Una de las preguntas más recurrentes entre los propietarios de chimeneas de leña, estufas o calderas de biomasa es: **¿cada cuánto tiempo es necesario deshollinar?** A menudo se asume que con quemar un leño deshollinador de vez en cuando es suficiente, o que si la chimenea no se utiliza a diario, no requiere mantenimiento.
La realidad es que dejar el conducto sucio reduce el rendimiento térmico y pone en serio peligro la seguridad de tu hogar. En este artículo analizamos lo que dictan las normativas en España y cuáles son las recomendaciones prácticas según tu tipo de instalación.
¿Qué dice la normativa legal en España?
A diferencia de otros países europeos (como Francia o Alemania, donde el deshollinado anual es obligatorio por ley bajo severas multas), en España la regulación a nivel residencial es más sutil pero igual de exigente:
- El RITE (Reglamento de Instalaciones Térmicas en los Edificios): En su Instrucción Técnica IT 3 sobre mantenimiento preventivo, establece que las instalaciones de biomasa de potencia nominal igual o inferior a 70 kW (donde entran prácticamente todas las chimeneas domésticas, estufas y calderas de pellets) deben ser **inspeccionadas y limpiadas una vez al año**.
- El Código Técnico de la Edificación (CTE): Regula las condiciones de evacuación de humos y la prevención de incendios, señalando la obligación de mantener los conductos limpios y libres de acumulaciones combustibles que pongan en peligro el edificio.
- Ordenanzas Municipales y Seguros: Muchas localidades cuentan con normativas de prevención de incendios que obligan a mantener los tiros limpios.
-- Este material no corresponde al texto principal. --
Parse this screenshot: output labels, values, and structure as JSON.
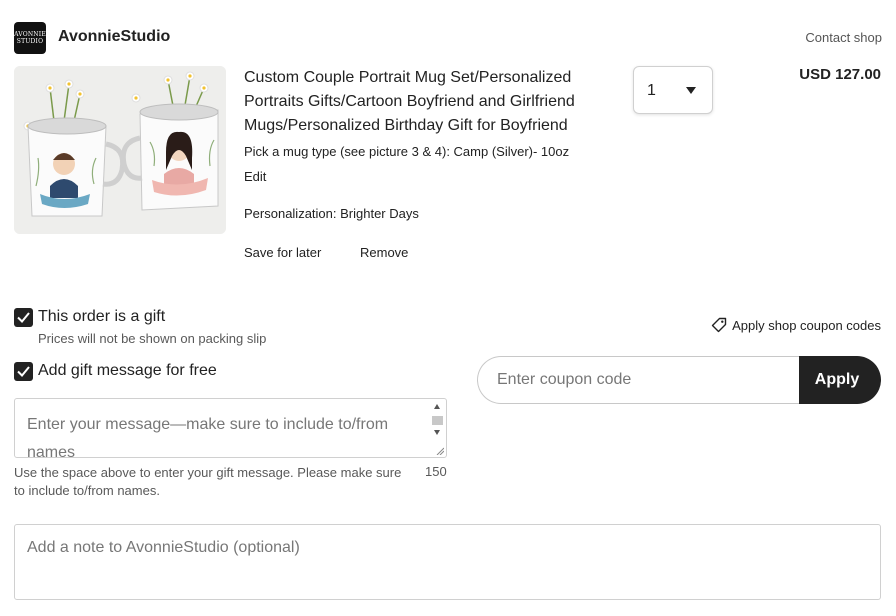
{
  "shop": {
    "logo_text_line1": "AVONNIE",
    "logo_text_line2": "STUDIO",
    "name": "AvonnieStudio",
    "contact_label": "Contact shop"
  },
  "item": {
    "title": "Custom Couple Portrait Mug Set/Personalized Portraits Gifts/Cartoon Boyfriend and Girlfriend Mugs/Personalized Birthday Gift for Boyfriend",
    "variation": "Pick a mug type (see picture 3 & 4): Camp (Silver)- 10oz",
    "edit_label": "Edit",
    "personalization": "Personalization: Brighter Days",
    "save_later_label": "Save for later",
    "remove_label": "Remove",
    "quantity": "1",
    "price": "USD 127.00",
    "image_icon": "product-photo-icon"
  },
  "gift": {
    "is_gift_label": "This order is a gift",
    "is_gift_checked": true,
    "is_gift_note": "Prices will not be shown on packing slip",
    "add_message_label": "Add gift message for free",
    "add_message_checked": true,
    "message_placeholder": "Enter your message—make sure to include to/from names",
    "message_helper": "Use the space above to enter your gift message. Please make sure to include to/from names.",
    "message_chars_left": "150"
  },
  "coupon": {
    "link_label": "Apply shop coupon codes",
    "link_icon": "tag-icon",
    "placeholder": "Enter coupon code",
    "apply_label": "Apply"
  },
  "note": {
    "placeholder": "Add a note to AvonnieStudio (optional)"
  },
  "colors": {
    "primary_button": "#222222",
    "checkbox": "#222222",
    "text": "#222222",
    "muted_text": "#595959",
    "border": "#d0d0d0"
  }
}
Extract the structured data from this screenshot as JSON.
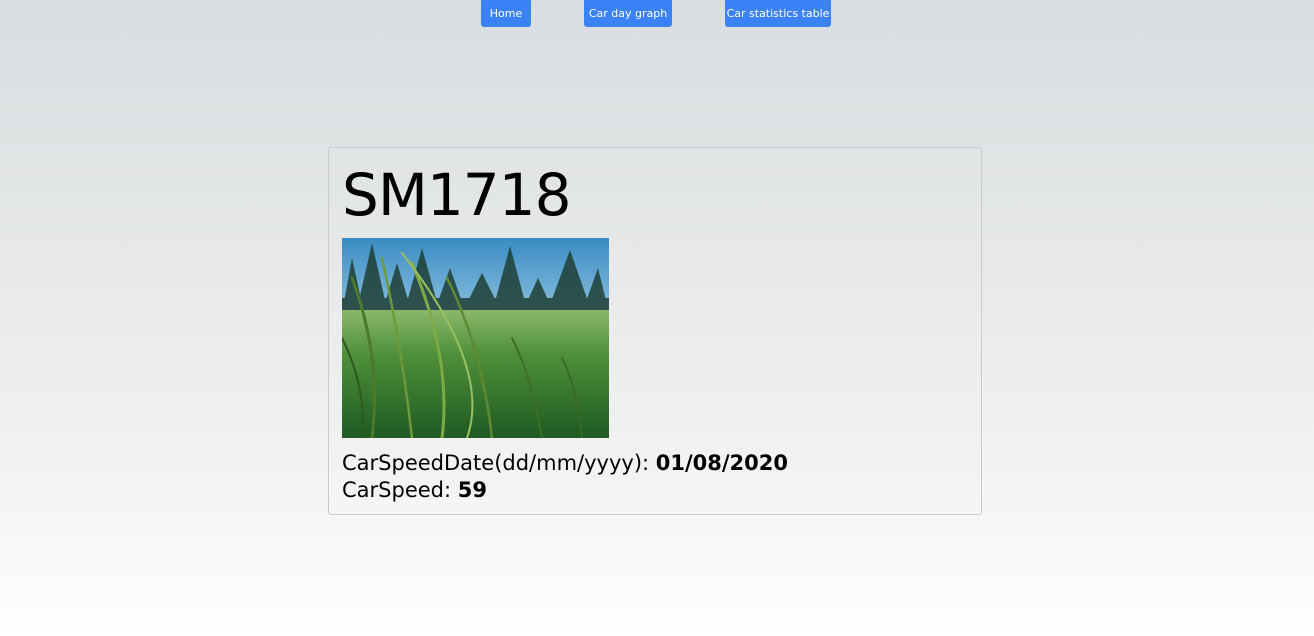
{
  "nav": {
    "home_label": "Home",
    "graph_label": "Car day graph",
    "table_label": "Car statistics table",
    "button_color": "#3b82f6"
  },
  "card": {
    "car_id": "SM1718",
    "image_icon": "grass-field-photo",
    "speed_date_label": "CarSpeedDate(dd/mm/yyyy): ",
    "speed_date_value": "01/08/2020",
    "speed_label": "CarSpeed: ",
    "speed_value": "59"
  }
}
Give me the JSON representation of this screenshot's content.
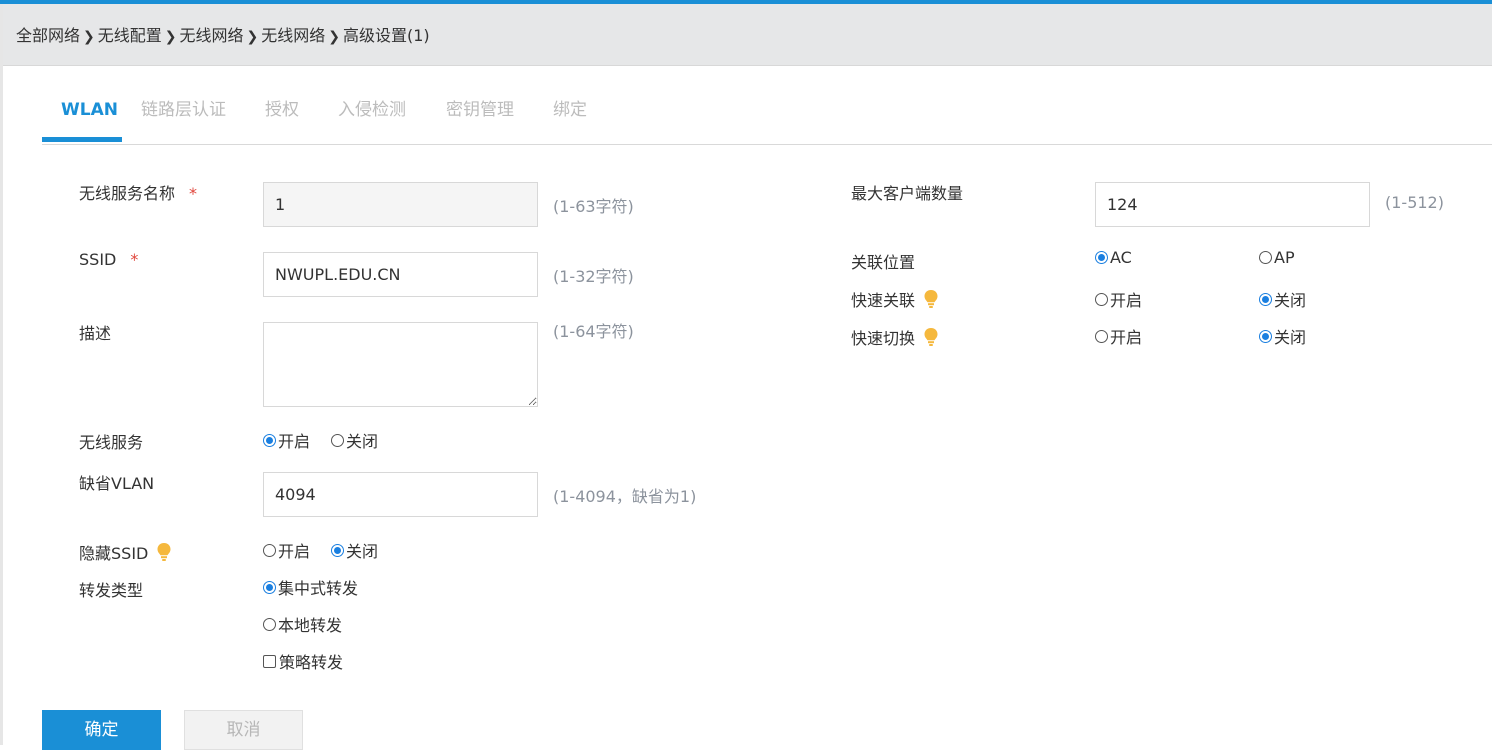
{
  "breadcrumb": [
    "全部网络",
    "无线配置",
    "无线网络",
    "无线网络",
    "高级设置(1)"
  ],
  "tabs": [
    "WLAN",
    "链路层认证",
    "授权",
    "入侵检测",
    "密钥管理",
    "绑定"
  ],
  "active_tab": "WLAN",
  "colors": {
    "accent": "#1a8fd6",
    "required": "#e0463c",
    "radio": "#1a7fe0",
    "bulb": "#f5b83d"
  },
  "form_left": {
    "service_name": {
      "label": "无线服务名称",
      "required_mark": "*",
      "value": "1",
      "hint": "(1-63字符)"
    },
    "ssid": {
      "label": "SSID",
      "required_mark": "*",
      "value": "NWUPL.EDU.CN",
      "hint": "(1-32字符)"
    },
    "description": {
      "label": "描述",
      "value": "",
      "hint": "(1-64字符)"
    },
    "wireless_service": {
      "label": "无线服务",
      "options": [
        "开启",
        "关闭"
      ],
      "selected": "开启"
    },
    "default_vlan": {
      "label": "缺省VLAN",
      "value": "4094",
      "hint": "(1-4094，缺省为1)"
    },
    "hide_ssid": {
      "label": "隐藏SSID",
      "options": [
        "开启",
        "关闭"
      ],
      "selected": "关闭"
    },
    "forward_type": {
      "label": "转发类型",
      "options": [
        "集中式转发",
        "本地转发"
      ],
      "selected": "集中式转发",
      "policy_checkbox": "策略转发",
      "policy_checked": false
    }
  },
  "form_right": {
    "max_clients": {
      "label": "最大客户端数量",
      "value": "124",
      "hint": "(1-512)"
    },
    "assoc_location": {
      "label": "关联位置",
      "options": [
        "AC",
        "AP"
      ],
      "selected": "AC"
    },
    "fast_assoc": {
      "label": "快速关联",
      "options": [
        "开启",
        "关闭"
      ],
      "selected": "关闭"
    },
    "fast_switch": {
      "label": "快速切换",
      "options": [
        "开启",
        "关闭"
      ],
      "selected": "关闭"
    }
  },
  "buttons": {
    "ok": "确定",
    "cancel": "取消"
  }
}
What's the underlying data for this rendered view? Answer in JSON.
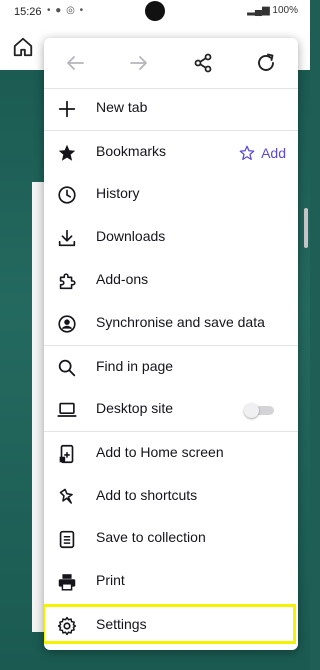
{
  "status_bar": {
    "time": "15:26",
    "notifications": "• ● ◎ •",
    "battery": "100%"
  },
  "menu": {
    "items": [
      {
        "label": "New tab",
        "icon": "plus-icon"
      },
      {
        "label": "Bookmarks",
        "icon": "star-filled-icon"
      },
      {
        "label": "History",
        "icon": "clock-icon"
      },
      {
        "label": "Downloads",
        "icon": "download-icon"
      },
      {
        "label": "Add-ons",
        "icon": "puzzle-icon"
      },
      {
        "label": "Synchronise and save data",
        "icon": "account-icon"
      },
      {
        "label": "Find in page",
        "icon": "search-icon"
      },
      {
        "label": "Desktop site",
        "icon": "laptop-icon"
      },
      {
        "label": "Add to Home screen",
        "icon": "add-to-phone-icon"
      },
      {
        "label": "Add to shortcuts",
        "icon": "pin-icon"
      },
      {
        "label": "Save to collection",
        "icon": "collection-icon"
      },
      {
        "label": "Print",
        "icon": "printer-icon"
      },
      {
        "label": "Settings",
        "icon": "gear-icon"
      }
    ],
    "bookmark_add_label": "Add",
    "desktop_site_enabled": false
  },
  "colors": {
    "accent": "#5b4bd6",
    "highlight": "#f5f200",
    "page_background": "#1f5e55"
  }
}
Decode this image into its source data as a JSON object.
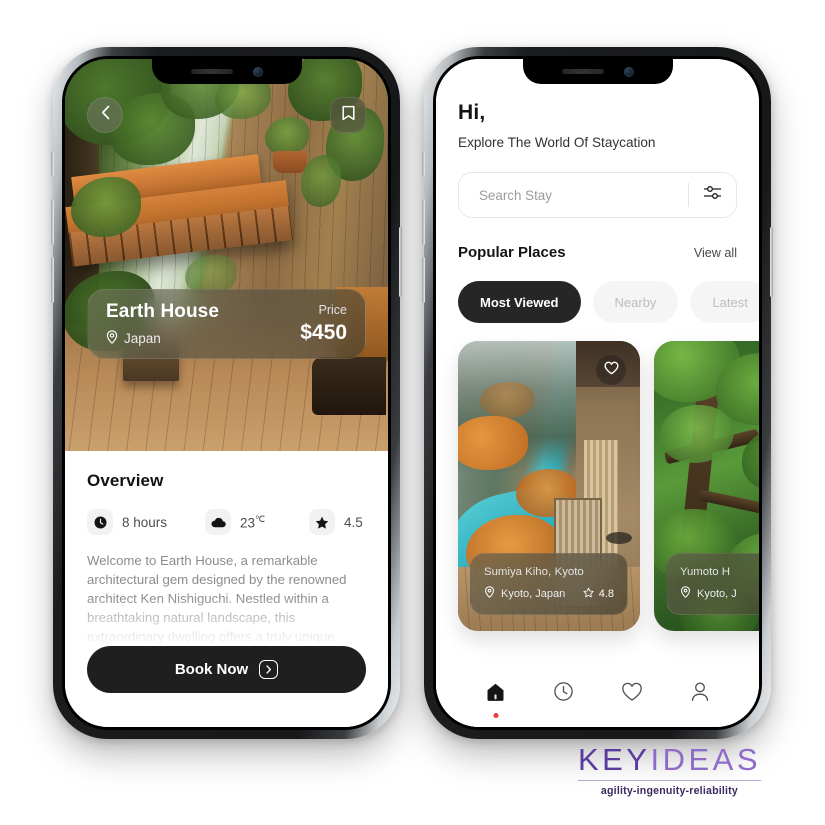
{
  "left_phone": {
    "hero": {
      "back_icon": "chevron-left-icon",
      "bookmark_icon": "bookmark-icon",
      "title": "Earth House",
      "location": "Japan",
      "price_label": "Price",
      "price": "$450",
      "pin_icon": "location-pin-icon"
    },
    "overview": {
      "heading": "Overview",
      "stats": [
        {
          "icon": "clock-icon",
          "value": "8 hours"
        },
        {
          "icon": "cloud-icon",
          "value": "23",
          "unit": "℃"
        },
        {
          "icon": "star-icon",
          "value": "4.5"
        }
      ],
      "description": "Welcome to Earth House, a remarkable architectural gem designed by the renowned architect Ken Nishiguchi. Nestled within a breathtaking natural landscape, this extraordinary dwelling offers a truly unique"
    },
    "cta": {
      "label": "Book Now",
      "arrow_icon": "chevron-right-box-icon"
    }
  },
  "right_phone": {
    "header": {
      "greeting": "Hi,",
      "subtitle": "Explore The World Of Staycation"
    },
    "search": {
      "placeholder": "Search Stay",
      "filter_icon": "sliders-icon"
    },
    "section": {
      "title": "Popular Places",
      "view_all": "View all"
    },
    "tabs": [
      {
        "label": "Most Viewed",
        "active": true
      },
      {
        "label": "Nearby",
        "active": false
      },
      {
        "label": "Latest",
        "active": false
      }
    ],
    "cards": [
      {
        "name": "Sumiya Kiho,",
        "city": "Kyoto",
        "location": "Kyoto, Japan",
        "rating": "4.8",
        "fav_icon": "heart-icon",
        "pin_icon": "location-pin-icon",
        "star_icon": "star-outline-icon"
      },
      {
        "name": "Yumoto H",
        "city": "",
        "location": "Kyoto, J",
        "rating": "",
        "pin_icon": "location-pin-icon"
      }
    ],
    "nav": [
      {
        "icon": "home-icon",
        "active": true
      },
      {
        "icon": "clock-icon",
        "active": false
      },
      {
        "icon": "heart-icon",
        "active": false
      },
      {
        "icon": "user-icon",
        "active": false
      }
    ]
  },
  "logo": {
    "part1": "KEY",
    "part2": "IDEAS",
    "tagline": "agility-ingenuity-reliability",
    "color_dark": "#5a3a9e",
    "color_light": "#8e6bc9"
  }
}
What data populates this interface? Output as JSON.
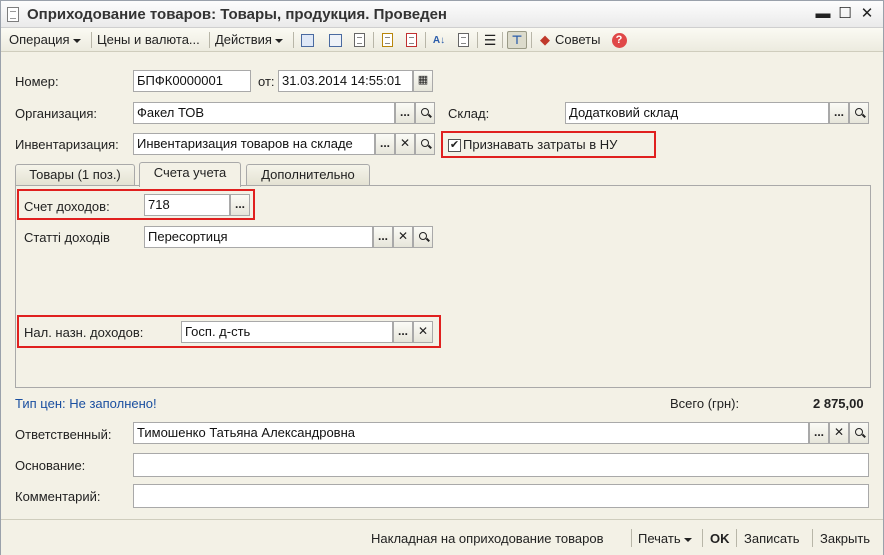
{
  "window": {
    "title": "Оприходование товаров: Товары, продукция. Проведен",
    "minimize": "▬",
    "maximize": "☐",
    "close": "✕"
  },
  "toolbar": {
    "operation": "Операция",
    "prices": "Цены и валюта...",
    "actions": "Действия",
    "advice": "Советы",
    "help": "?"
  },
  "form": {
    "number_label": "Номер:",
    "number_value": "БПФК0000001",
    "date_label": "от:",
    "date_value": "31.03.2014 14:55:01",
    "org_label": "Организация:",
    "org_value": "Факел ТОВ",
    "warehouse_label": "Склад:",
    "warehouse_value": "Додатковий склад",
    "inventory_label": "Инвентаризация:",
    "inventory_value": "Инвентаризация товаров на складе",
    "recognize_label": "Признавать затраты в НУ",
    "recognize_checked": "✔"
  },
  "tabs": [
    {
      "label": "Товары (1 поз.)"
    },
    {
      "label": "Счета учета"
    },
    {
      "label": "Дополнительно"
    }
  ],
  "accounts": {
    "income_account_label": "Счет доходов:",
    "income_account_value": "718",
    "income_items_label": "Статті доходів",
    "income_items_value": "Пересортиця",
    "tax_purpose_label": "Нал. назн. доходов:",
    "tax_purpose_value": "Госп. д-сть"
  },
  "summary": {
    "price_type": "Тип цен: Не заполнено!",
    "total_label": "Всего (грн):",
    "total_value": "2 875,00"
  },
  "footer_fields": {
    "responsible_label": "Ответственный:",
    "responsible_value": "Тимошенко Татьяна Александровна",
    "basis_label": "Основание:",
    "basis_value": "",
    "comment_label": "Комментарий:",
    "comment_value": ""
  },
  "bottombar": {
    "invoice": "Накладная на оприходование товаров",
    "print": "Печать",
    "ok": "OK",
    "save": "Записать",
    "close": "Закрыть"
  },
  "buttons": {
    "select": "...",
    "clear": "✕"
  }
}
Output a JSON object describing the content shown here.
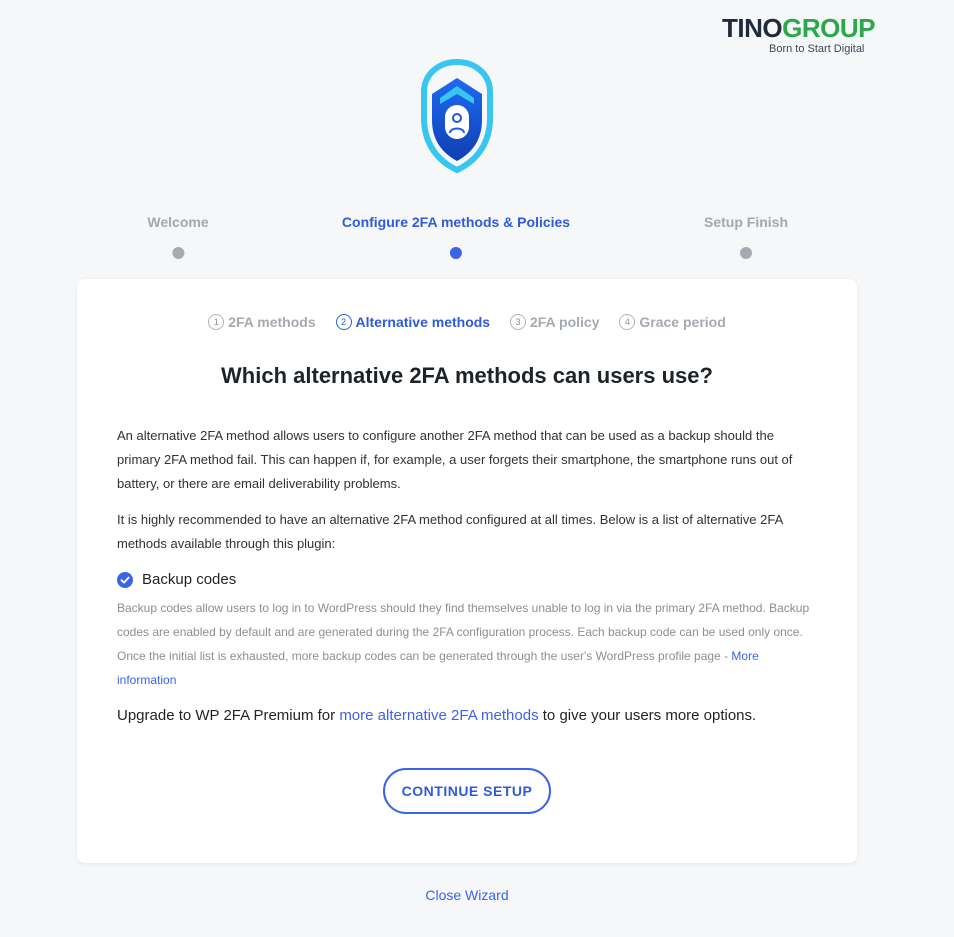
{
  "brand": {
    "name_part1": "TINO",
    "name_part2": "GROUP",
    "tagline": "Born to Start Digital"
  },
  "wizard_steps": [
    {
      "label": "Welcome",
      "state": "inactive"
    },
    {
      "label": "Configure 2FA methods & Policies",
      "state": "active"
    },
    {
      "label": "Setup Finish",
      "state": "inactive"
    }
  ],
  "sub_steps": [
    {
      "num": "1",
      "label": "2FA methods"
    },
    {
      "num": "2",
      "label": "Alternative methods"
    },
    {
      "num": "3",
      "label": "2FA policy"
    },
    {
      "num": "4",
      "label": "Grace period"
    }
  ],
  "heading": "Which alternative 2FA methods can users use?",
  "intro_p1": "An alternative 2FA method allows users to configure another 2FA method that can be used as a backup should the primary 2FA method fail. This can happen if, for example, a user forgets their smartphone, the smartphone runs out of battery, or there are email deliverability problems.",
  "intro_p2": "It is highly recommended to have an alternative 2FA method configured at all times. Below is a list of alternative 2FA methods available through this plugin:",
  "backup_codes": {
    "label": "Backup codes",
    "checked": true,
    "description": "Backup codes allow users to log in to WordPress should they find themselves unable to log in via the primary 2FA method. Backup codes are enabled by default and are generated during the 2FA configuration process. Each backup code can be used only once. Once the initial list is exhausted, more backup codes can be generated through the user's WordPress profile page - ",
    "more_link": "More information"
  },
  "upgrade": {
    "prefix": "Upgrade to WP 2FA Premium for ",
    "link": "more alternative 2FA methods",
    "suffix": " to give your users more options."
  },
  "continue_button": "CONTINUE SETUP",
  "close_link": "Close Wizard",
  "colors": {
    "accent": "#3b63e8",
    "brand_dark": "#1f2b3a",
    "brand_green": "#2aa84a"
  }
}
Además, en caso de incendio provocado por una chimenea descuidada, **las compañías de seguros pueden negarse a indemnizar los daños** si el propietario no presenta una factura o certificado de deshollinado realizado por un profesional autorizado.
"El RITE dictamina que la periodicidad obligatoria del mantenimiento para generadores de calor de biomasa hasta 70 kW es anual. Saltarse esta revisión técnica profesional invalida las coberturas de incendios de tu seguro de hogar."
Factores que influyen en la acumulación de hollín
Aunque la ley exija una revisión anual, la acumulación real de residuos inflamables en tu conducto varía según estos factores clave:
- Frecuencia y horas de uso: Lógicamente, una chimenea encendida 10 horas al día durante todo el invierno acumulará hollín mucho antes que una chimenea decorativa encendida cuatro fines de semana al año.
- Tipo de madera quemada: Las leñas verdes o con alta humedad (>20%) no generan suficiente calor y producen un humo denso y húmedo que se condensa rápidamente en forma de creosota. El uso de maderas resinosas (como el pino) duplica la velocidad de acumulación comparado con la encina o el roble.
- Eficiencia del tiro y el aparato: Las chimeneas abiertas tradicionales queman de forma menos eficiente y los humos se enfrían rápido al subir, depositando más hollín. Los cassettes e inserts cerrados queman a temperaturas mucho más altas, depositando menos residuos (pero más duros).
Frecuencia recomendada en la práctica
Tomando en cuenta los factores anteriores, estas son las frecuencias reales recomendadas por los deshollinadores profesionales y los cuerpos de bomberos:
| Tipo de Uso | Instalación típica | Frecuencia Recomendada |
|---|---|---|
| Diario (Calefacción principal) | Estufa de pellets, caldera o insert de leña de uso diario continuo. | Anual (Cada invierno) |
| Frecuente (Tardes y fines de semana) | Chimenea cerrada o estufa de leña encendida 3 o 4 veces por semana. | Cada 2 años |
| Ocasional (Segunda residencia) | Chimenea en casa de campo o de fin de semana, encendida pocos días al año. | Cada 3 a 4 años (Especialmente para descartar nidos) |
El Peligro de los Nidos de Pájaros
En primavera, aves como las grajillas (muy comunes en Cataluña) buscan la calidez y altura de los chimeneas para anidar, llegando a taponar por completo el tiro con ramas, barro y plumas. Nunca enciendas la chimenea en otoño tras meses de inactividad sin realizar antes una inspección visual del tiro.
Conclusión
Como norma general y para cumplir con las coberturas del seguro y la normativa legal, **deberías realizar una limpieza técnica al menos cada dos años** para chimeneas de leña convencionales, y **anualmente** para sistemas automáticos de pellets o calderas de calefacción central.
No esperes a ver humo revocar en el salón o a oler a quemado; adelántate al invierno y disfruta del fuego con la tranquilidad de tener un tiro limpio y seguro.